The figure makes clear the shrinkage effect due to hierarchical modeling: with the hierarchical model, the densities are less dispersed around the grand mean. Sharing information between sites allows for more precise estimations of the local fish densities. The black boxplotsdepict the posterior pdf of fish density \(\delta\) when modeling jointly the successive removals and the \(AI\)’s. When compared to the previous model without taking into account the information conveyed by the abundance index (grey boxplots), we see that there is only a small shrinkage effect: although the 50% credible intervals are generally narrower, i.e., we learn something from the \(AI\) sample but not that markedly. Site \(26\) bears a noticeable exception that can be explained by contradictory information brought by successive removals and by AI. If we were to trust the successive removal model only, the juvenile density for site \(26\) should be around \(0.3\) and, as \(k\) is close to \(140\), we should expect a value of \(150\times0.3=45\) individuals for the abundance index, but we actually observed \(63\) juveniles in the \(AI\) data!

dfl_ai %>% 
  filter(str_detect(parameter, "^delta_pred.")) %>%
  mutate(AI = as.numeric(str_sub(parameter, 12))) %>% 
  rename("delta_pred" = value) %>% 
  group_by(AI) %>% 
  summarise(qs = quantile(delta_pred, 
                          c(.1, .25, .5, .75, .9)),
                          prob = c(.025, .25, .5, .75, .975)) %>% 
  pivot_wider(names_from = prob, values_from =  qs) %>% 
  ggplot(aes(x = AI, y = `0.5`)) +
  geom_ribbon(aes(ymin = `0.025`, ymax = `0.975`), fill = "gray50") +
  geom_ribbon(aes(ymin = `0.25`, ymax = `0.75`), fill = "gray75") +
  geom_line() +
  geom_point(data = df_delta_AI,
  mapping = aes(x = abundance, y = mean_delta)) +
  xlab("Abundance indices") +
  ylab("Posterior predictive of fish density") +
  theme_classic(base_size = 15L) +
  labs(caption = "Predictive posterior distribution of Salmon juvenile density versus Abundance Indices (50% and 95% credible interval)")
#> `summarise()` has grouped output by 'AI'. You can override using the `.groups`
#> argument.
#> Warning: Removed 5 rows containing missing values (geom_point).
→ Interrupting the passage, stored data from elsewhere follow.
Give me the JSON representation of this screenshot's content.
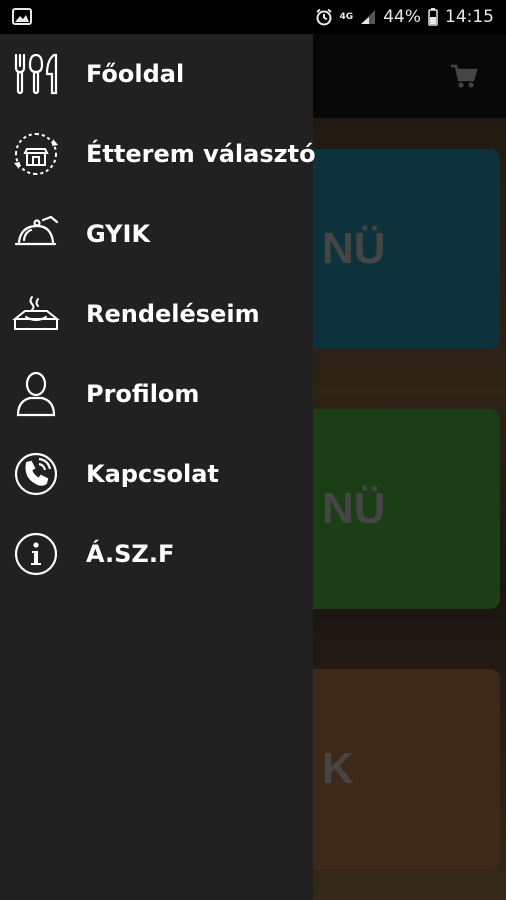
{
  "status_bar": {
    "network": "4G",
    "battery_percent": "44%",
    "time": "14:15"
  },
  "background_app": {
    "cards": [
      {
        "label": "NÜ",
        "color": "#1f6f84"
      },
      {
        "label": "NÜ",
        "color": "#3c8a34"
      },
      {
        "label": "K",
        "color": "#8b5a33"
      }
    ]
  },
  "drawer": {
    "items": [
      {
        "label": "Főoldal",
        "icon": "cutlery-icon"
      },
      {
        "label": "Étterem választó",
        "icon": "restaurant-select-icon"
      },
      {
        "label": "GYIK",
        "icon": "cloche-icon"
      },
      {
        "label": "Rendeléseim",
        "icon": "food-box-icon"
      },
      {
        "label": "Profilom",
        "icon": "user-icon"
      },
      {
        "label": "Kapcsolat",
        "icon": "phone-icon"
      },
      {
        "label": "Á.SZ.F",
        "icon": "info-icon"
      }
    ]
  }
}
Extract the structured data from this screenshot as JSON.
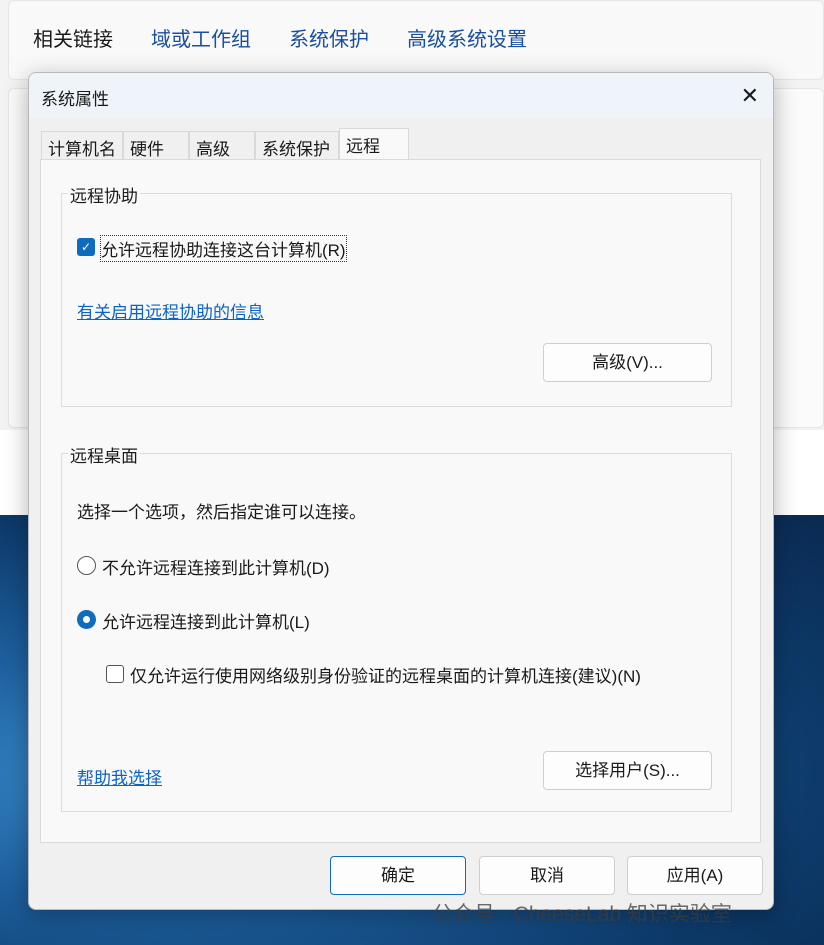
{
  "background": {
    "related_links": "相关链接",
    "links": [
      "域或工作组",
      "系统保护",
      "高级系统设置"
    ]
  },
  "dialog": {
    "title": "系统属性",
    "tabs": [
      "计算机名",
      "硬件",
      "高级",
      "系统保护",
      "远程"
    ],
    "active_tab": "远程",
    "remote_assistance": {
      "group_label": "远程协助",
      "allow_label": "允许远程协助连接这台计算机(R)",
      "allow_checked": true,
      "info_link": "有关启用远程协助的信息",
      "advanced_button": "高级(V)..."
    },
    "remote_desktop": {
      "group_label": "远程桌面",
      "instruction": "选择一个选项，然后指定谁可以连接。",
      "option_deny": "不允许远程连接到此计算机(D)",
      "option_allow": "允许远程连接到此计算机(L)",
      "selected": "option_allow",
      "nla_label": "仅允许运行使用网络级别身份验证的远程桌面的计算机连接(建议)(N)",
      "nla_checked": false,
      "help_link": "帮助我选择",
      "select_users_button": "选择用户(S)..."
    },
    "buttons": {
      "ok": "确定",
      "cancel": "取消",
      "apply": "应用(A)"
    }
  },
  "watermark": "公众号 · CheeseLab 知识实验室",
  "colors": {
    "accent": "#0f6cbd",
    "link": "#0b63c6"
  }
}
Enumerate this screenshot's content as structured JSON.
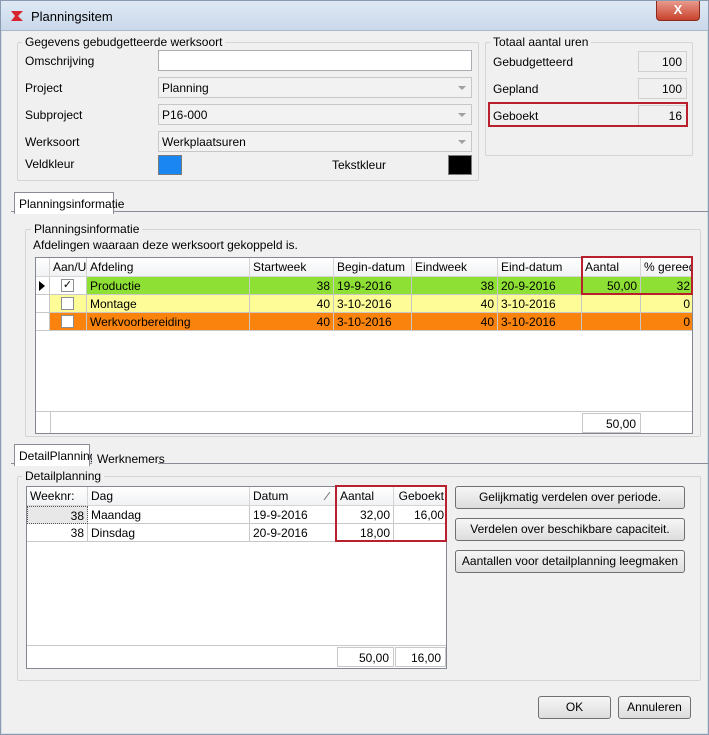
{
  "window": {
    "title": "Planningsitem",
    "close_symbol": "X"
  },
  "werksoort": {
    "group_title": "Gegevens gebudgetteerde werksoort",
    "omschrijving_label": "Omschrijving",
    "omschrijving_value": "",
    "project_label": "Project",
    "project_value": "Planning",
    "subproject_label": "Subproject",
    "subproject_value": "P16-000",
    "werksoort_label": "Werksoort",
    "werksoort_value": "Werkplaatsuren",
    "veldkleur_label": "Veldkleur",
    "veldkleur_color": "#1a86f2",
    "tekstkleur_label": "Tekstkleur",
    "tekstkleur_color": "#000000"
  },
  "totaal": {
    "group_title": "Totaal aantal uren",
    "gebudgetteerd_label": "Gebudgetteerd",
    "gebudgetteerd_value": "100",
    "gepland_label": "Gepland",
    "gepland_value": "100",
    "geboekt_label": "Geboekt",
    "geboekt_value": "16"
  },
  "tab_planningsinformatie": "Planningsinformatie",
  "planning": {
    "group_title": "Planningsinformatie",
    "description": "Afdelingen waaraan deze werksoort gekoppeld is.",
    "columns": [
      "Aan/Uit",
      "Afdeling",
      "Startweek",
      "Begin-datum",
      "Eindweek",
      "Eind-datum",
      "Aantal",
      "% gereed"
    ],
    "rows": [
      {
        "checked": true,
        "check_symbol": "✓",
        "afdeling": "Productie",
        "startweek": "38",
        "begin": "19-9-2016",
        "eindweek": "38",
        "eind": "20-9-2016",
        "aantal": "50,00",
        "gereed": "32",
        "color": "#8fe035"
      },
      {
        "checked": false,
        "check_symbol": "",
        "afdeling": "Montage",
        "startweek": "40",
        "begin": "3-10-2016",
        "eindweek": "40",
        "eind": "3-10-2016",
        "aantal": "",
        "gereed": "0",
        "color": "#fdfc96"
      },
      {
        "checked": false,
        "check_symbol": "",
        "afdeling": "Werkvoorbereiding",
        "startweek": "40",
        "begin": "3-10-2016",
        "eindweek": "40",
        "eind": "3-10-2016",
        "aantal": "",
        "gereed": "0",
        "color": "#f9830c"
      }
    ],
    "footer_total": "50,00"
  },
  "tabs_bottom": {
    "detail": "DetailPlanning",
    "werknemers": "Werknemers"
  },
  "detail": {
    "group_title": "Detailplanning",
    "columns": [
      "Weeknr:",
      "Dag",
      "Datum",
      "Aantal",
      "Geboekt"
    ],
    "rows": [
      {
        "weeknr": "38",
        "dag": "Maandag",
        "datum": "19-9-2016",
        "aantal": "32,00",
        "geboekt": "16,00"
      },
      {
        "weeknr": "38",
        "dag": "Dinsdag",
        "datum": "20-9-2016",
        "aantal": "18,00",
        "geboekt": ""
      }
    ],
    "footer_aantal": "50,00",
    "footer_geboekt": "16,00",
    "btn_gelijkmatig": "Gelijkmatig verdelen over periode.",
    "btn_capaciteit": "Verdelen over beschikbare capaciteit.",
    "btn_leegmaken": "Aantallen voor detailplanning leegmaken"
  },
  "buttons": {
    "ok": "OK",
    "annuleren": "Annuleren"
  },
  "colors": {
    "highlight_box": "#b8202d"
  }
}
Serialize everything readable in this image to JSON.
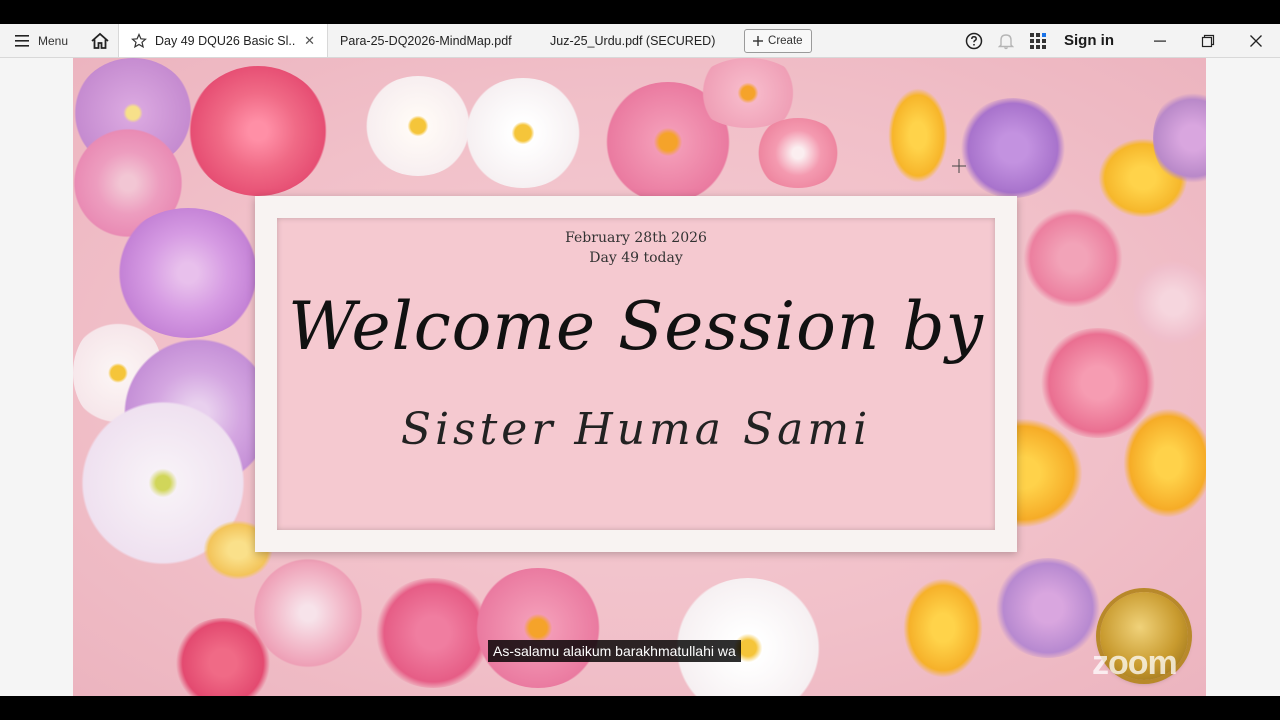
{
  "toolbar": {
    "menu_label": "Menu",
    "tabs": [
      {
        "label": "Day 49 DQU26 Basic Sl..."
      },
      {
        "label": "Para-25-DQ2026-MindMap.pdf"
      },
      {
        "label": "Juz-25_Urdu.pdf (SECURED)"
      }
    ],
    "create_label": "Create",
    "sign_in_label": "Sign in"
  },
  "slide": {
    "date": "February 28th 2026",
    "day": "Day 49  today",
    "title": "Welcome Session by",
    "presenter": "Sister Huma Sami"
  },
  "caption": "As-salamu alaikum barakhmatullahi wa",
  "watermark": "zoom",
  "colors": {
    "toolbar_bg": "#f3f3f3",
    "slide_pink": "#f1c0c9",
    "frame_white": "#f8f3f2"
  },
  "icons": [
    "hamburger-icon",
    "home-icon",
    "star-icon",
    "close-icon",
    "plus-icon",
    "help-icon",
    "bell-icon",
    "apps-grid-icon",
    "minimize-icon",
    "restore-icon",
    "window-close-icon"
  ]
}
The figure shows that the index of abundance alone allows for differentiation between contrasting levels of fish density without recourse to the successive removal technique in the future. Yet fairly imprecise, this rapid sampling technique also provides the corresponding confidence bounds that match the cloud made by the posterior means of Salmon juvenile density (under the HBM model) and the Abundance Indices observed in the dataset.

Parent, E., and E. Prévost. 2013. Introduction to Hierarchical Bayesian Modeling for Ecological Data. CRC press Boca Raton, Florida.